Entre sus clientes hay supermercados, ministerios, domicilios particulares, clínicas, fábricas y restaurantes. En una ocasión escarbó entre los cimientos de una mansión con un tractor para sacar a un felino muerto que quedó atascado en los conductos de aire, que desprendía un olor nauseabundo que no dejaba dormir a sus habitantes. A menudo tiene que enfrentarse a abejas kamikazes que defienden su colmena como si fueran guerrilleros protegiendo un campamento en la selva. Y una vez tuvo que correr a un hospital para que le pusieran la vacuna antirrábica (después de que decenas de murciélagos escaparan de su reflector planeando sobre su cabeza).
Antes de cada masacre (de cada nuevo insecticidio), Gino y sus operarios se colocan guantes, rociadores que se ajustan a la espalda y también máscaras.
“No te olvides de que los líquidos que usamos acaban con hormigas y moscardones”, me comenta. “Y aunque en cantidades pequeñas no son nocivos para la salud humana, a la larga, si no nos protegiéramos, podrían causarnos problemas respiratorios serios”.
Ají molido
Para Gino, una invasión de sabandijas del tamaño de un grano de arroz o de un sobre de azúcar siempre es sinónimo de buenas noticias: trabajo a la vista. Él sabe mejor que nadie dónde se esconden y cómo hacerles frente si se pasan de la raya, y a la hora de la verdad es un verdugo implacable: el azote de las tijeretas, las avispas, las termitas y los escorpiones. En su casa, sin embargo, es incapaz de aplastar una mosca. “Yo sólo les hago daño a los bichitos cuando me contratan. Entenderás que vivo gracias a ellos”, se ríe. “Y cuando veo uno, hasta me dan ganas de alimentarlo”.

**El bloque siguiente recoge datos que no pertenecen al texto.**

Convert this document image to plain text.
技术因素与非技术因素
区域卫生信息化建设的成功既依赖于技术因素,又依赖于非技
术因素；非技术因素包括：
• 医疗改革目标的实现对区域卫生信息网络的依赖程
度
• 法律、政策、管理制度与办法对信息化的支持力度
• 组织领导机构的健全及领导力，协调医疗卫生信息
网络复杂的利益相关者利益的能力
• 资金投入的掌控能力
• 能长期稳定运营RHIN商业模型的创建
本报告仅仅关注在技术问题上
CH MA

A pesar de que está acostumbrado a combatir ratones, Gino todavía suele acercarse a ellos con una mueca de asco. “Son portadores de más de una treintena de enfermedades. Cuando se sienten amenazados, te atacan. Y cuando son muchos te arriesgas a recibir una dentellada y a que te transmitan cualquier macana”, advierte con voz templada y cara de funerario. Y a continuación me dice que en ocasiones le solicitan la pena capital para animales más grandes, como el perro chinchoso de un vecino que lo deja suelto o un gatito que maúlla sobre un tejado desierto noche tras noche. “Pero siempre me he negado a eso, ni por mil dólares me animaría”. Palomas tampoco mata, pero sí las espanta. Para que abandonen un entretecho, recomienda esparcir ají molido en abundancia: “eso les hace picar las patas y al rato se marchan”.
Lo más terrible que encontró hasta ahora este exterminador de ojos rasgados fue un cadáver rodeado de moscas y desperdicios, pero no de una viuda negra o de un coleóptero pisoteado salvajemente por algún niño travieso, sino de una persona con todos sus huesos. “Ocurrió hace dos años —recuerda—.
Un señor nos llamó muy tarde para que desinfectáramos una habitación sin luz donde no veías absolutamente nada, nos topamos con un borracho muerto mientras alumbrábamos con las linternas y salimos de allí espantados”. Poco después, llegaron los agentes de Homicidios para interrogar al dueño de la vivienda y para el levantamiento oficial del cuerpo. “Y al final dejamos la tarea a medias y nunca nos pagaron por nuestros servicios”, lamenta.